Tym razem kolarze ścigali się w okolicach Lublina, a dokładnie w Parczewie (drugi etap w Pucharze Polski Ultramaratonów Szosowych), gdzie zorganizowany został kolejny ultramaraton. Kolarze startowali w 6-osobowych grupach startowych, co pięć minut. Krzysztof Kubik z racji zajmowania po pierwszej edycji wysokiej pozycji, ruszał na trasę już w trzeciej grupie, krótko po 7.00 rano. Trasa wiodła drogami dookoła Lublina m.in. przez Radzyń Podlaski, Łuków, Puławy czy Krasnystaw.
Z racji „niewielkiego” dystansu i płaskiej trasy punktów kontrolnych było mniej niż zwykle, rozlokowane były co około 100 km. Tego dnia jednak wszystkim na trasie pogoda sprzyjała, o ile tak można napisać i powiedzieć o prawie 30 stopni w pełnym słońcu.

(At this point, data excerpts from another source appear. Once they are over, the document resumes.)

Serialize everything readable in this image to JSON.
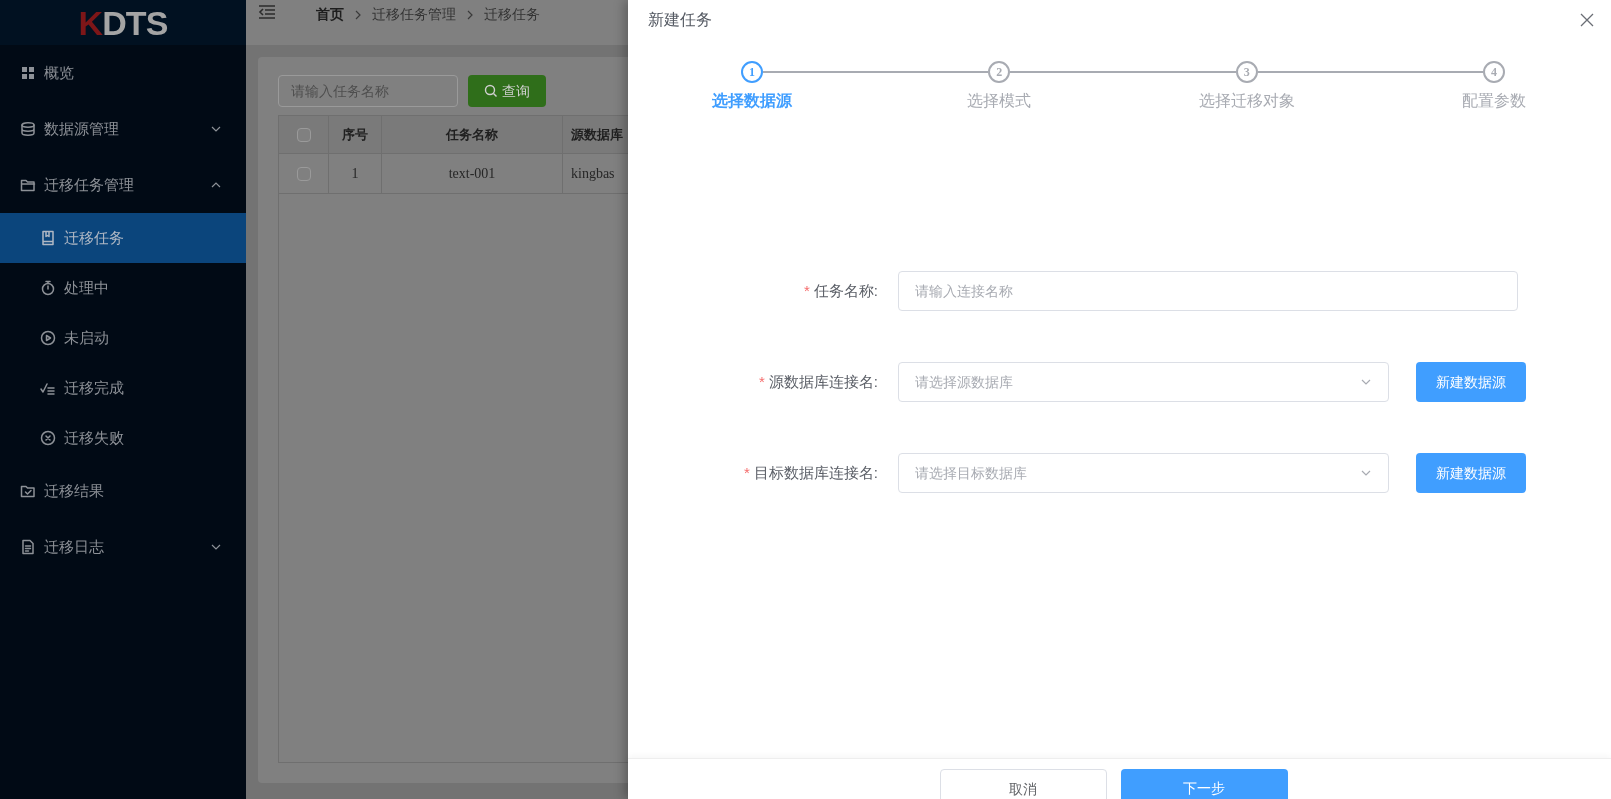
{
  "logo": {
    "mark": "K",
    "text": "DTS"
  },
  "sidebar": {
    "items": [
      {
        "label": "概览",
        "selected": false
      },
      {
        "label": "数据源管理",
        "expanded": false,
        "selected": false
      },
      {
        "label": "迁移任务管理",
        "expanded": true,
        "selected": false,
        "children": [
          {
            "label": "迁移任务",
            "selected": true
          },
          {
            "label": "处理中",
            "selected": false
          },
          {
            "label": "未启动",
            "selected": false
          },
          {
            "label": "迁移完成",
            "selected": false
          },
          {
            "label": "迁移失败",
            "selected": false
          }
        ]
      },
      {
        "label": "迁移结果",
        "selected": false
      },
      {
        "label": "迁移日志",
        "expanded": false,
        "selected": false
      }
    ]
  },
  "breadcrumb": [
    "首页",
    "迁移任务管理",
    "迁移任务"
  ],
  "search": {
    "placeholder": "请输入任务名称",
    "button": "查询"
  },
  "table": {
    "header_checked": false,
    "columns": [
      "序号",
      "任务名称",
      "源数据库"
    ],
    "rows": [
      {
        "checked": false,
        "cells": [
          "1",
          "text-001",
          "kingbas"
        ]
      }
    ]
  },
  "drawer": {
    "title": "新建任务",
    "steps": [
      {
        "number": "1",
        "label": "选择数据源",
        "selected": true
      },
      {
        "number": "2",
        "label": "选择模式",
        "selected": false
      },
      {
        "number": "3",
        "label": "选择迁移对象",
        "selected": false
      },
      {
        "number": "4",
        "label": "配置参数",
        "selected": false
      }
    ],
    "fields": [
      {
        "kind": "input",
        "mark": "*",
        "label": "任务名称:",
        "placeholder": "请输入连接名称"
      },
      {
        "kind": "select",
        "mark": "*",
        "label": "源数据库连接名:",
        "placeholder": "请选择源数据库",
        "button": "新建数据源"
      },
      {
        "kind": "select",
        "mark": "*",
        "label": "目标数据库连接名:",
        "placeholder": "请选择目标数据库",
        "button": "新建数据源"
      }
    ],
    "buttons": [
      {
        "label": "取消",
        "kind": "default"
      },
      {
        "label": "下一步",
        "kind": "primary"
      }
    ]
  }
}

Formuła ścigania jednak jest dość specyficzna i jeśli tylko komuś braknie wody, musi stanąć jeśli nie w punkcie kontrolnym, to w sklepie i samemu zaopatrzyć się w wodę czy izotonik - mówi Krzysztof Kubik, kolarz z Krotoszyna.
Krzysztofowi przejechanie 510 km zajęło dokładnie 19 h 42 min.
Od samego rana niezły upał. W nocy ledwo 8, może 10 stopni. Bez przepaku trudno zaopatrzyć się w ciepłe ciuchy na później. Na trzysetnym kilometrze niestety miałem mały kryzys i czołówka mi uciekła. Ale po dłuższym odpoczynku ostatnie dwieście kilometrów nadrabiałem ile mogłem. Forma jest bardzo wysoka. W tej połowie trasy zmógł mnie upał. Lekko się przegrzałem i potrzebowałem posiedzieć w klimatyzacji. Najważniejsze jednak, że udało się ukończyć, a i zapewnić sobie także dobre miejsce startowe na Bałtyk Bieszczady Tour 1008 km Non Stop, który już 22 sierpnia - wyjaśnia cyklista.
Krzysztof Kubik, w swoim pierwszym pełnym sezonie w Pucharze Polski Ultramaratonów Szosowych zajmuje obecnie 32 miejsce OPEN. Warto jednak nadmienić, że niektórzy zawodnicy mają już (z przewidzianych 5) przejechane 3 etapy, a do ostatecznej klasyfikacji liczyć się będą najlepsze 4 starty. To oznacza, że jest ogromna szansa na bardzo dobry wynik Krzysztofa Kubika w cyklu ultramaratonów.